How about a real example?
Consider a few years back, when a bunch of fraternity brothers at the University of Oklahoma for singing a racist song on a bus. I have data from people six days after that event, where I asked them a binary question: Do you agree with the fraternity being shut down and two of the students being expelled? I also asked them a bunch of questions: Their gender, race, prejudice, political orientation, etc.
Let's try to make a model where we try to predict whether or not people agree with the punishment.
Whether or not they agreed is called Agree
, and it is coded for 1 if they agree with the punishment (n = 112) and -1 if they did not like the fraternity brothers getting that punishment (n = 35).
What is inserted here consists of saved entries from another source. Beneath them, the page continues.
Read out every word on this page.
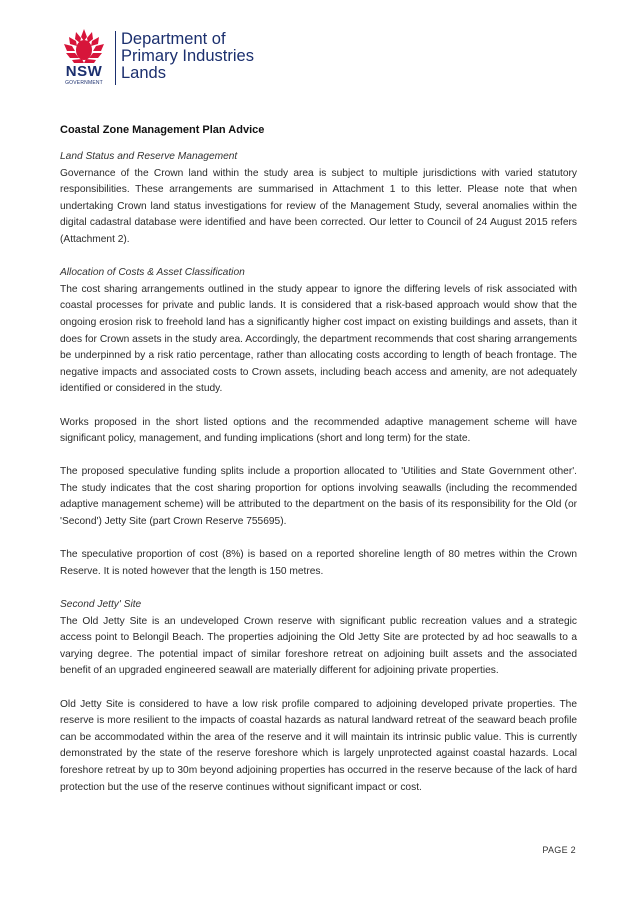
NSW
GOVERNMENT
Department of
Primary Industries
Lands
Coastal Zone Management Plan Advice
Land Status and Reserve Management

Governance of the Crown land within the study area is subject to multiple jurisdictions with varied statutory responsibilities. These arrangements are summarised in Attachment 1 to this letter. Please note that when undertaking Crown land status investigations for review of the Management Study, several anomalies within the digital cadastral database were identified and have been corrected. Our letter to Council of 24 August 2015 refers (Attachment 2).

Allocation of Costs & Asset Classification

The cost sharing arrangements outlined in the study appear to ignore the differing levels of risk associated with coastal processes for private and public lands. It is considered that a risk-based approach would show that the ongoing erosion risk to freehold land has a significantly higher cost impact on existing buildings and assets, than it does for Crown assets in the study area. Accordingly, the department recommends that cost sharing arrangements be underpinned by a risk ratio percentage, rather than allocating costs according to length of beach frontage. The negative impacts and associated costs to Crown assets, including beach access and amenity, are not adequately identified or considered in the study.

Works proposed in the short listed options and the recommended adaptive management scheme will have significant policy, management, and funding implications (short and long term) for the state.

The proposed speculative funding splits include a proportion allocated to 'Utilities and State Government other'. The study indicates that the cost sharing proportion for options involving seawalls (including the recommended adaptive management scheme) will be attributed to the department on the basis of its responsibility for the Old (or 'Second') Jetty Site (part Crown Reserve 755695).

The speculative proportion of cost (8%) is based on a reported shoreline length of 80 metres within the Crown Reserve. It is noted however that the length is 150 metres.

Second Jetty' Site

The Old Jetty Site is an undeveloped Crown reserve with significant public recreation values and a strategic access point to Belongil Beach. The properties adjoining the Old Jetty Site are protected by ad hoc seawalls to a varying degree. The potential impact of similar foreshore retreat on adjoining built assets and the associated benefit of an upgraded engineered seawall are materially different for adjoining private properties.

Old Jetty Site is considered to have a low risk profile compared to adjoining developed private properties. The reserve is more resilient to the impacts of coastal hazards as natural landward retreat of the seaward beach profile can be accommodated within the area of the reserve and it will maintain its intrinsic public value. This is currently demonstrated by the state of the reserve foreshore which is largely unprotected against coastal hazards. Local foreshore retreat by up to 30m beyond adjoining properties has occurred in the reserve because of the lack of hard protection but the use of the reserve continues without significant impact or cost.

PAGE 2
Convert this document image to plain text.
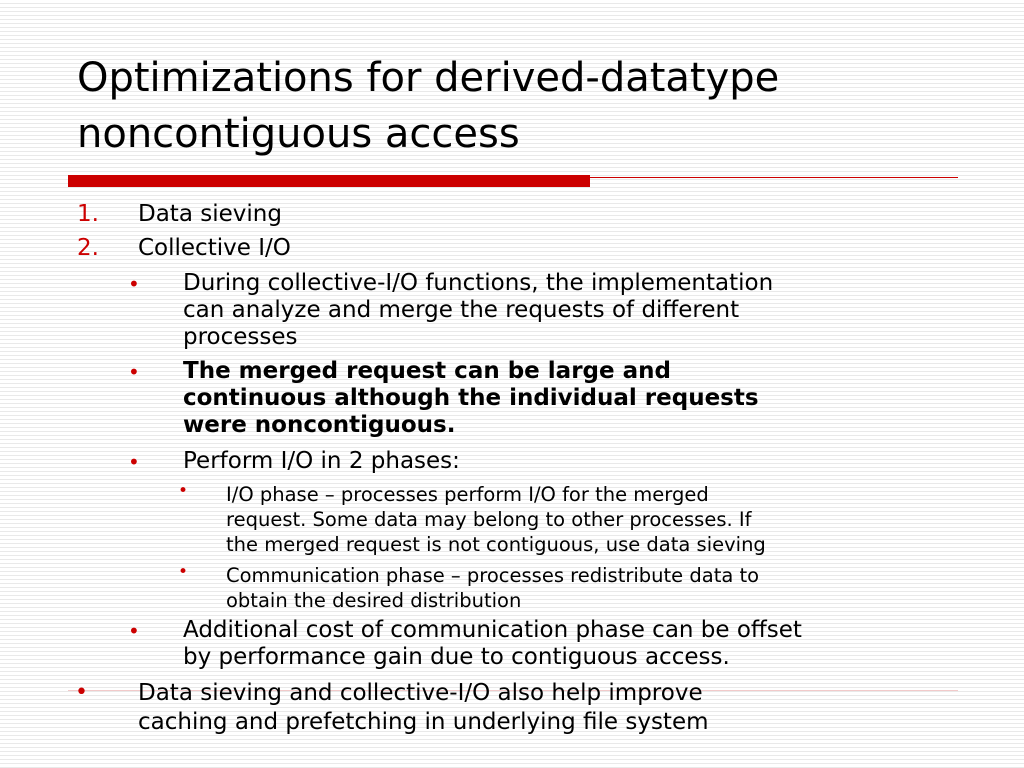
Optimizations for derived-datatype
noncontiguous access
1. Data sieving
2. Collective I/O
• During collective-I/O functions, the implementation
can analyze and merge the requests of different
processes
• The merged request can be large and
continuous although the individual requests
were noncontiguous.
• Perform I/O in 2 phases:
• I/O phase – processes perform I/O for the merged
request. Some data may belong to other processes. If
the merged request is not contiguous, use data sieving
• Communication phase – processes redistribute data to
obtain the desired distribution
• Additional cost of communication phase can be offset
by performance gain due to contiguous access.
• Data sieving and collective-I/O also help improve
caching and prefetching in underlying file system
Here we can already see the class imbalance.
Let's predict it from anti-Black prejudice (B_prej
), if they were White or not (white_filter
, White coded 1, non-White coded 0), political identification as conservative/Republican (polid
), and gender (gender
, male coded 1, female coded 2). It is this simple in the randomForest
package:
library(randomForest)
model <- randomForest(formula=Agree ~ B_prej + white_filter + polid + gender,
data=data, na.action=na.omit)
Then you could use this model to classify future cases using the predict()
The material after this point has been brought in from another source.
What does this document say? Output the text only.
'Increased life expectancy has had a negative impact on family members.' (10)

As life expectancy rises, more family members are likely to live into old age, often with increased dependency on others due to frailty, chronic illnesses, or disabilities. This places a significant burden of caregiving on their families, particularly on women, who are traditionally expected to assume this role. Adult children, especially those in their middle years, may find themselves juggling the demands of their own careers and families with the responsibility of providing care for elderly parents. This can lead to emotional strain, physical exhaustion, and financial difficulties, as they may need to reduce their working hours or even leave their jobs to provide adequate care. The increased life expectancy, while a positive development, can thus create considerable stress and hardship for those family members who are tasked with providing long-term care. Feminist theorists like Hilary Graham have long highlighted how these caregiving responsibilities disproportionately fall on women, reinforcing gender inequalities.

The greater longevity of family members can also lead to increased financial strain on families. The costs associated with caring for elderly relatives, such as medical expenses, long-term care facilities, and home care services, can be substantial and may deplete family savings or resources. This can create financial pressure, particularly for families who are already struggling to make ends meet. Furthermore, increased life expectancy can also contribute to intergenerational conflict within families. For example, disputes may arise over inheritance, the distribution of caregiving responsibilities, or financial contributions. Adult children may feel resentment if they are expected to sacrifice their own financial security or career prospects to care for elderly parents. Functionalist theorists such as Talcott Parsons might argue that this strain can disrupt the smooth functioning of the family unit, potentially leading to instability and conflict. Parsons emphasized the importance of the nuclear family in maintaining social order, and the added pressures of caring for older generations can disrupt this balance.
function. Machine Learning with R is a gentle introduction to classification with good examples. The caret
website is also great, which has a whole section on dealing with class imbalance.
Again, I said the best part about this was how easy it was to interpret these (compared to something like a neural network). We can extract how important each of these predictors was:
model$importance
MeanDecreaseGini
B_prej 25.545972
white_filter 3.202190
polid 9.768993
gender 4.116992
Anti-Black prejudice was the most important feature to split on. Now, with a little help from our friends at CV, we can plot this to see what the tree looks like:
Let's follow one path. If people were White (that is, got N
for white_filter < 0.5) and high in political conservatism (that is, got N
for polid < 5.75), then they were assigned the class -1
(regardless of gender), which means they disagreed with the fraternity kids getting punished for the racist song.
This is just one option in many options for classification, but I suggest random forests because they give a great balance of predictive accuracy and interpretability, especially if you are just categorizing into two categories.